Semantic Consistency-Based Uncertainty Quantification for Factuality in Radiology Report Generation
- URL: http://arxiv.org/abs/2412.04606v1
- Date: Thu, 05 Dec 2024 20:43:39 GMT
- Title: Semantic Consistency-Based Uncertainty Quantification for Factuality in Radiology Report Generation
- Authors: Chenyu Wang, Weichao Zhou, Shantanu Ghosh, Kayhan Batmanghelich, Wenchao Li,
- Abstract summary: generative medical Vision Large Language Models (VLLMs) are prone to hallucinations and can produce inaccurate diagnostic information.
We introduce a novel Semantic Consistency-Based Uncertainty Quantification framework that provides both report-level and sentence-level uncertainties.
By abstaining from high-uncertainty reports, our approach improves factuality scores by $10$%, achieved by rejecting $20$% of reports.
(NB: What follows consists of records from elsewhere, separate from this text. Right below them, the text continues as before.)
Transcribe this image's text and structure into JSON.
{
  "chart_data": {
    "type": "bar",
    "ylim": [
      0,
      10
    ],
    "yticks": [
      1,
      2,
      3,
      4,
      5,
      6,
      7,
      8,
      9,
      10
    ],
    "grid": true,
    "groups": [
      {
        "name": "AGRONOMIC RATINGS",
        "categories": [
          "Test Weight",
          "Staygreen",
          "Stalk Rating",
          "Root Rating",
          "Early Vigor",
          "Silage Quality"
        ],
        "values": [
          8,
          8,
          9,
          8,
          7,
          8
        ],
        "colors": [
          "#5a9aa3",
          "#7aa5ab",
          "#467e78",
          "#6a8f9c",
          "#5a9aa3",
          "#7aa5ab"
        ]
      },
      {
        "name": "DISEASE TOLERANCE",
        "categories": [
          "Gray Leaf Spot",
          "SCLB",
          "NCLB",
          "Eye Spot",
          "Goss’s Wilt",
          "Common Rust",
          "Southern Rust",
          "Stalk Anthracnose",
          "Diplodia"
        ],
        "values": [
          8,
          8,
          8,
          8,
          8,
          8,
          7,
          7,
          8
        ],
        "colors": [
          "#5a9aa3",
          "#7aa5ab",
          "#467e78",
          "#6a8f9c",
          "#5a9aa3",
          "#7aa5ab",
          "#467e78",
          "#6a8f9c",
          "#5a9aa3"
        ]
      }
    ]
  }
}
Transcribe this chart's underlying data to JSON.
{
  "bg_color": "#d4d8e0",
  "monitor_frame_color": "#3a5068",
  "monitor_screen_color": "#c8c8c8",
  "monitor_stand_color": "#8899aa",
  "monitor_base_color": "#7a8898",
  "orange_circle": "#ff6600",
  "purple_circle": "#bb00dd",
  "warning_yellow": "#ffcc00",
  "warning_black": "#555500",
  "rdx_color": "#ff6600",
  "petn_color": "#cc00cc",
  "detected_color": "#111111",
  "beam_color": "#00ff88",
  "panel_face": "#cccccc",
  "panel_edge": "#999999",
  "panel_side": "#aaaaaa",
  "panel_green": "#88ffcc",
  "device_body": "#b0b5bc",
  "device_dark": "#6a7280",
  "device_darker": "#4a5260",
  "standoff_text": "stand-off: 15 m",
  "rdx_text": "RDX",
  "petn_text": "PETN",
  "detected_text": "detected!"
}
- Score: 20.173287130474797
- License:
- Abstract: Radiology report generation (RRG) has shown great potential in assisting radiologists by automating the labor-intensive task of report writing. While recent advancements have improved the quality and coherence of generated reports, ensuring their factual correctness remains a critical challenge. Although generative medical Vision Large Language Models (VLLMs) have been proposed to address this issue, these models are prone to hallucinations and can produce inaccurate diagnostic information. To address these concerns, we introduce a novel Semantic Consistency-Based Uncertainty Quantification framework that provides both report-level and sentence-level uncertainties. Unlike existing approaches, our method does not require modifications to the underlying model or access to its inner state, such as output token logits, thus serving as a plug-and-play module that can be seamlessly integrated with state-of-the-art models. Extensive experiments demonstrate the efficacy of our method in detecting hallucinations and enhancing the factual accuracy of automatically generated radiology reports. By abstaining from high-uncertainty reports, our approach improves factuality scores by $10$%, achieved by rejecting $20$% of reports using the Radialog model on the MIMIC-CXR dataset. Furthermore, sentence-level uncertainty flags the lowest-precision sentence in each report with an $82.9$% success rate.